Update: listening to the NPR story this morning, I heard a few interesting things about this story like:
- David Coleman, the head of the SAT, says it will be better aligned to what is being taught in high school. Fair enough, until you learn that he helped write the CC standards. Oh.
- also, apparently historically, the SAT was NOT supposed to follow high school curriculum
End of update.
For one thing, the SAT essay will be optional by 2016 - there's a big change. The SAT essay will have to have accurate data and facts to support the essay which leads me to believe that somehow the essay topics must be given out. How else can any student have facts at their fingertips broad enough to cover whatever is thrown at them?
Here's a handy Ed Week chart outlining the current SAT, the new one and how it aligns with - what else? - Common Core.
Here's a link to the LA Times story on this issue.
It will be interesting to see what colleges/universities want to see. Will you have a better chance to get in if your student DOES write an essay?
As well, no more penalties for guessing.
Another big change - use of calculators goes from using it for the full math section to only certain portions. (This flows from how the two testing consortia will allow calculators to be used on Common Core assessments.)
Of course the SAT needed updating. Do I agree with narrowing the vocabulary to "words widely used in college and career?" I worry a bit about that for sure.
I also worry about this:
The grades 9-10 reading standards call for students to “analyze seminal U.S. documents of historical and literary significance (e.g., Washington’s Farewell Address, the Gettysburg Address, Roosevelt’s Four Freedoms speech, King’s ‘Letter from Birmingham Jail’), including how they address related themes and concepts.”
Why? Because early Common Core feedback - from the Gettysburg Address - shows that students aren't being asked to explain significance of the the Address but "themes and concepts." To take the address out of historical context, to me, lessens the whole point of reading it.
Some of these changes were made around equity issues of coaching to take the SAT.
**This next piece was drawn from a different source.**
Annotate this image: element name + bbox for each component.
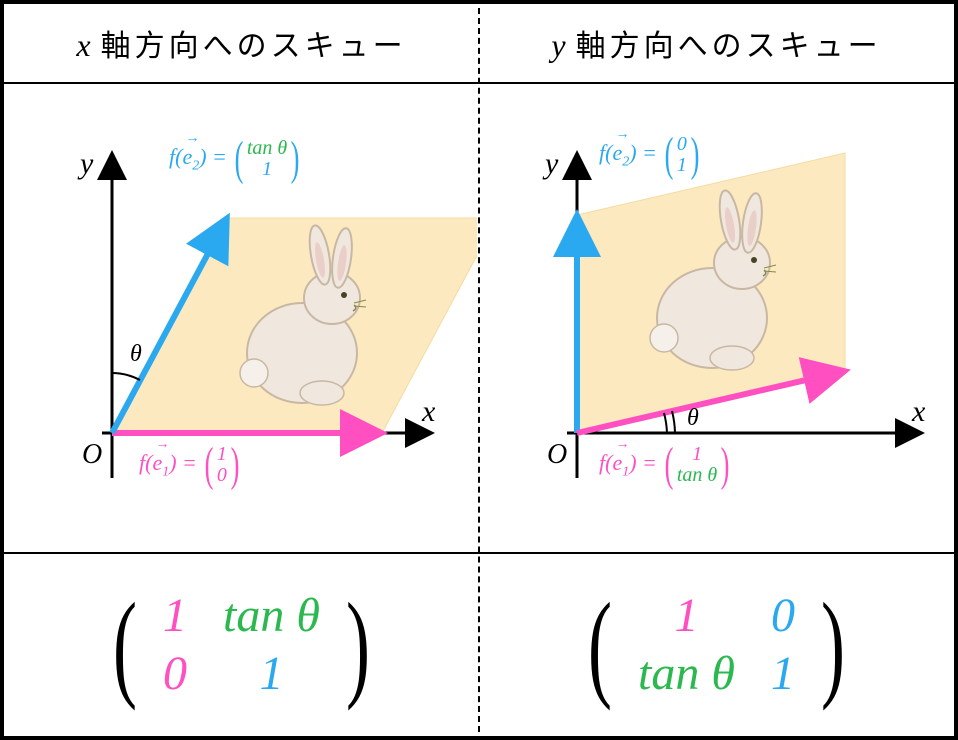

To help address that issue, the College Board is starting a partnership
with the online Khan Academy to offer a free series of practice exams
and videos about good test-taking practices. The Silicon Valley-based
Khan Academy has become one of the most popular online-education sites,
particularly for its math offerings.
However, CBS news reports this:
Despite the shift, Bob Schaeffer of FairTest.org,
who has been a vocal critic of the SAT, was not impressed with the
SAT's new direction. He also remains skeptical that the free test-prep
service will level the playing field for students of different financial
"The partnership with the Khan Academy is unlikely
to make a dent in the huge market for high-priced, personalized SAT
workshops and tutoring that only well-to-do families can afford," he
said. "Like most of the other College Board initiatives announced today,
this move is less significant than its promoters claim."